"O Triunfo da Morte" (Pieter Brueghel)
"Centenas de mortos, sob a forma de esqueletos, de esqueletos muito activos, estão ocupados a puxar para si outros tantos vivos. São personagens de toda a espécie, tomados no seu conjunto ou no detalhe, reconhecíveis no seu estatuto social, presos num imenso esforço cuja energia ultrapassa em muito a dos vivos para os quais se voltam. Sabe-se alias que vão ter êxito na sua tarefa, mas eles ainda não o conseguiram. Estamos do lado dos vivos, de quem gostaríamos de reforçar o poder de resistência, mas ficamos perturbados por os mortos parecerem mais vivos do que eles. A vitalidade dos mortos, se se pode chamar assim, só tem uma finalidade: atrair a si os vivos. Eles não se dispersam, não empreendem ora isto ora aquilo, há só uma coisa que querem, enquanto que os vivos estão agarrados à sua existência de tantas maneiras diferentes. Cada um se encarniça em alguma coisa, nenhum se rende, não encontrei neste quadro nenhum fatigado da vida, é preciso arrancar cada um para o arrastar para aquilo a que não se quer submeter. Herdei deles esta energia na defesa e, muitas vezes depois, tive o sentimento de que eu era todas estas pessoas juntas que resistem à morte."
"Le Flambeau dans l'oreille" (Elias Canetti)
O quadro que tanto impressionou Canetti é "O Triunfo da Morte" de Pieter Brueghel que se encontra no Kunsthistorisches Museum de Viena.
A relação de forças aqui descrita, entre os vivos e os mortos, não é a duma batalha ou de uma guerra civil. A concentração da morte numa única tarefa tem tudo do reino industrial, duma espécie de taylorismo macabro que faz pender a balança, irremediavelmente, para o lado dos esqueletos.
Os vivos querem viver e, por isso, descuram a organização e a produtividade, coisas a que só se submetem forçados pela necessidade.

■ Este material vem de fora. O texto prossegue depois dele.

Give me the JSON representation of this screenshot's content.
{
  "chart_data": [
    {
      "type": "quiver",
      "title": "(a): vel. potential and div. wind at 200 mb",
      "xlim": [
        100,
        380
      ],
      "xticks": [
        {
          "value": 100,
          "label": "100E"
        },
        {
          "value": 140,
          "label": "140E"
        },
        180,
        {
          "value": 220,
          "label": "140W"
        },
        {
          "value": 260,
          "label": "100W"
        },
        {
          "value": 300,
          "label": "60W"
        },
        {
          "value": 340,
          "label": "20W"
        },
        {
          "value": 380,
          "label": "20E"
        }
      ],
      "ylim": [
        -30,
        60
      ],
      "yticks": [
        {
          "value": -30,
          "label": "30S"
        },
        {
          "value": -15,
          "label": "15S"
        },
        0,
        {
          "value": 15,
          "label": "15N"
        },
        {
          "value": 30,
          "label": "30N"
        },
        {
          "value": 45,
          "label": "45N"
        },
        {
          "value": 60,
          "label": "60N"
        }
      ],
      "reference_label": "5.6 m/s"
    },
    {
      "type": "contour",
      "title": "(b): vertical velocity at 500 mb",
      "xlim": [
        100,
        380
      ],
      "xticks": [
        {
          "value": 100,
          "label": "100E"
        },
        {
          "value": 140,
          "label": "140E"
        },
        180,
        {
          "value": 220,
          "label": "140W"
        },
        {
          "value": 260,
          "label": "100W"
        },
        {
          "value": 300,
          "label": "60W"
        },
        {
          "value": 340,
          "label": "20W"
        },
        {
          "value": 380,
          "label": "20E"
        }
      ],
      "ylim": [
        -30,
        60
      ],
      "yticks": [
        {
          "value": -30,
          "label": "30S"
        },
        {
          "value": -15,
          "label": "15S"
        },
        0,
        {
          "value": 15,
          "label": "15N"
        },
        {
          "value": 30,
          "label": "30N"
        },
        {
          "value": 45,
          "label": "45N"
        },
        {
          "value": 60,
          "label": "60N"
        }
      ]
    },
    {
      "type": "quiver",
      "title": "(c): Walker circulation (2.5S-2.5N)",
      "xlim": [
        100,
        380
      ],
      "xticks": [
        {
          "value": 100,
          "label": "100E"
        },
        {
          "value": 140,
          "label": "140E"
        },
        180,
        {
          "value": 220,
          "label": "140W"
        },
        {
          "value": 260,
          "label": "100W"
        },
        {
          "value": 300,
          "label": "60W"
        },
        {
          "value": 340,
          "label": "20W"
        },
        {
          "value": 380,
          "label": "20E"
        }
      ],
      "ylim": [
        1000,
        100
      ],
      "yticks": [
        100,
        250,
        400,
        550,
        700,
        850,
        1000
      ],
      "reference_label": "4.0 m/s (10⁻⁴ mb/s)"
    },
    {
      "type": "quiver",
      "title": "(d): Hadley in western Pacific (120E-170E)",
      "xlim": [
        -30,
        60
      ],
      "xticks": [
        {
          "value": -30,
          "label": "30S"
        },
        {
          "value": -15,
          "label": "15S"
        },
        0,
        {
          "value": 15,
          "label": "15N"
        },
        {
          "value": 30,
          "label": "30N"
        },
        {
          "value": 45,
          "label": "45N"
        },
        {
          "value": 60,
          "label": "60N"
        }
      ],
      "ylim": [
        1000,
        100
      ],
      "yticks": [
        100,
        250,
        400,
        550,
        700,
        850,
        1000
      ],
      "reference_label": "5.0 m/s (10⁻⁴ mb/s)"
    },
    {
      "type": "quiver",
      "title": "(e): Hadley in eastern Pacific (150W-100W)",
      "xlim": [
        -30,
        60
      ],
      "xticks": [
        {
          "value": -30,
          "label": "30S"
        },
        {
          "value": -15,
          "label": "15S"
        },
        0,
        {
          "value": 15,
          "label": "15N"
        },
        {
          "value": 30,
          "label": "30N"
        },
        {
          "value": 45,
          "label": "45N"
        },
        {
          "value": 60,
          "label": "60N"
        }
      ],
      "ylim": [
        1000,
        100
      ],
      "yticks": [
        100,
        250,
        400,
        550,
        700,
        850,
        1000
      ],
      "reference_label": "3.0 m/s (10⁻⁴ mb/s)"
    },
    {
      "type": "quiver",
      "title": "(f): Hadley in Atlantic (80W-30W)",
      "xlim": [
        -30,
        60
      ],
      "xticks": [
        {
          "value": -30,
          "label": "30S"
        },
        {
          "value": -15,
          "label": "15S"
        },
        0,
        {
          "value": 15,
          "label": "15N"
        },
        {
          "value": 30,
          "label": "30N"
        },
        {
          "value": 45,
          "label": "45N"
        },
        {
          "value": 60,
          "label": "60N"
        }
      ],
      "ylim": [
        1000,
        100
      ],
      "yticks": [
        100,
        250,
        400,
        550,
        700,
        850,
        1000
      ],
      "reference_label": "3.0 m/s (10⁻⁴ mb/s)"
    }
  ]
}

Se olharmos para os enormes sucessos nos diversos campos em que podemos aplicar o nosso conhecimento e a nossa técnica, reconhecemos algo daquela obcecação dos mortos de Brueghel. É outra maneira de constatar o entrelaçamento entre a vida e a morte.
A morte como virtualidade ou como contrário da vida é, sem dúvida, demasiado abstracta, embora seja sob essa forma que alimenta os nossos mitos.